3 min read

The return of the random

Not that it's been gone all that long
The return of the random
Routine Chaos byzantine, Stable Diffusion (sidenote: wow, that turned out kind of weird)

The last newsletter about building the uncertainty muscle seems to have struck a (minor) chord. If there are other things you think I should be writing about that I’m not, slide into my inbox and let me know. I’ve always got a running backlog of topics, but I’m always keen on new ideas.

For this week, it’s more of a melange of things that have interested me lately…

Some AI in Education things that don’t suck

We are deep into the AI hype cycle, and education seems like one of the fields where there’s a lot of “excitement.” That word is in quotes because a lot of what I see people touting as exciting makes me yawn; it all seems to boil down to some excitement about AI’s potential for optimizing the transfer of information and reminds people of something that they saw in some sci-fi that they loved back in the day.
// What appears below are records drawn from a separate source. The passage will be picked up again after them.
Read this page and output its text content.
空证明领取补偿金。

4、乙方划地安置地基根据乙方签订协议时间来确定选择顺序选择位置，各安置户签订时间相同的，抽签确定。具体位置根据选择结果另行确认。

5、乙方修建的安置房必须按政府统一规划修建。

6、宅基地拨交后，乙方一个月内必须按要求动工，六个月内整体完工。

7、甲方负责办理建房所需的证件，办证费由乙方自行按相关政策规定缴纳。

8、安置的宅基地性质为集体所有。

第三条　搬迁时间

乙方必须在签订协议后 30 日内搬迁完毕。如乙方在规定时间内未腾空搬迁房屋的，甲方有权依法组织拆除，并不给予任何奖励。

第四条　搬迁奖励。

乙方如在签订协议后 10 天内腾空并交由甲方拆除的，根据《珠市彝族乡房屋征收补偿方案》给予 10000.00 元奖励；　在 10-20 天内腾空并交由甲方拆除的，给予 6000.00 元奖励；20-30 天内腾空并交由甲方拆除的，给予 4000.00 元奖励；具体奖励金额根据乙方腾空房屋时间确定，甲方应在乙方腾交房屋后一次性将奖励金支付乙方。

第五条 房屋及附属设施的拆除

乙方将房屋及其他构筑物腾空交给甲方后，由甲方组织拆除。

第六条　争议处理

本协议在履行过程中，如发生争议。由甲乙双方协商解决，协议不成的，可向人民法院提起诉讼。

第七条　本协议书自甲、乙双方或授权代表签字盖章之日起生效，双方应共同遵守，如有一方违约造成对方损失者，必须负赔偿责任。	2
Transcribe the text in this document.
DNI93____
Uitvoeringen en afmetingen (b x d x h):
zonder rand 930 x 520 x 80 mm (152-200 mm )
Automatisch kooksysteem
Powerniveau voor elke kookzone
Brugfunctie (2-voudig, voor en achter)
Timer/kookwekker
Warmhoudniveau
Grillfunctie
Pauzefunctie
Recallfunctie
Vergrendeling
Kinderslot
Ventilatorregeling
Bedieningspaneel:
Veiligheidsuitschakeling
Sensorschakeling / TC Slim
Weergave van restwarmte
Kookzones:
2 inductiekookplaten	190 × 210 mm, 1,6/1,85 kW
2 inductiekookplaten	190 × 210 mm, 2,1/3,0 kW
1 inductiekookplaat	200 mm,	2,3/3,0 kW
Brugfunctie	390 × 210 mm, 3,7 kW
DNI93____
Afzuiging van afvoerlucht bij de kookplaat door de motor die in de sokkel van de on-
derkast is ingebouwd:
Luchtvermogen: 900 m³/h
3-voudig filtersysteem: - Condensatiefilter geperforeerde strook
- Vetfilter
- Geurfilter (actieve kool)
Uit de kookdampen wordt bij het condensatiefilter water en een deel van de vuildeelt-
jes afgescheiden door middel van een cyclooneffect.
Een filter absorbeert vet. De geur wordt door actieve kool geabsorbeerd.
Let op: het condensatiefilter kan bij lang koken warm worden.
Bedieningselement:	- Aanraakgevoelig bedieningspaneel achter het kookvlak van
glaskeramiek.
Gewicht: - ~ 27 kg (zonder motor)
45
A lot of those applications are bubbling up, and I suspect a lot of them will get some immediate traction because they fit the current paradigm of schooling in the US…but they won’t prove to be transformative.

Consequently, I’m not going to link to much about that because there’s much more interesting thinking about the potential and the limitations.

  • Dan Meyer has been on absolute tear lately with in-depth critique of the current promise of AI. His definition of “learning” runs so much deeper than simple knowledge transfer, so he’s rightfully skeptical of just how far that model can go .
  • So how about an example of something that might be a bit richer? The team at DaVinci Schools in California have been building a tool called Project Leo that uses LLMs to create personalized capstone projects for students. If I were betting on any team to do something really transformative with AI in education, I’d bet on this team.
  • I’m interested in the approach that Wichita is taking, helping teachers to understand the LLMs and then asking them to start experimenting and developing their own prompts, and using that as a jumping off point for partnership development.
  • This, admittedly, is not directly about AI…but I think it poses a bunch of great thought experiments that get at how we want schools to function and how they could function differently. These kind of frames are more generative than the simple efficiency optimization exercises that tend to dominate the discourse. Try thinking about what you’d be willing to subtract from a school and how it could work differently as a result.

A pretty short listen…

You listen to the Memory Palace, right? Record scratch

Humanistic storytelling about some historical depth cuts? No? Not your thing?

Tell you what, give this recent episode a shot.

What’s it about? Awww man…it’s about the brigade of Black women who cleared out the backlog of mail to deliver to American soldiers during World War II.

No, really, I swear - it’s worth your time. It might get a little dusty around you near the end. It’s not even 15 minutes…put it on while you’re, like, grocery shopping or something.

Hey ChatGPT

Apropos of nothing, I found myself wondering what ChatGPT would have to say about “What if the Pokemon Company took over traditional education?

So I asked…

It went on for a few points longer, but needless to say maybe a bit too on the nose and not particularly compelling.

So I gave it a chance to iterate (because that’s often when things get the most interesting)…

And this is a bit more interesting, but (along with the remaining points that come after) it’s still stuck in pretty trite, kind of buzzword-laden components of game-based learning.

Human intelligence, it turns out, is still good for something.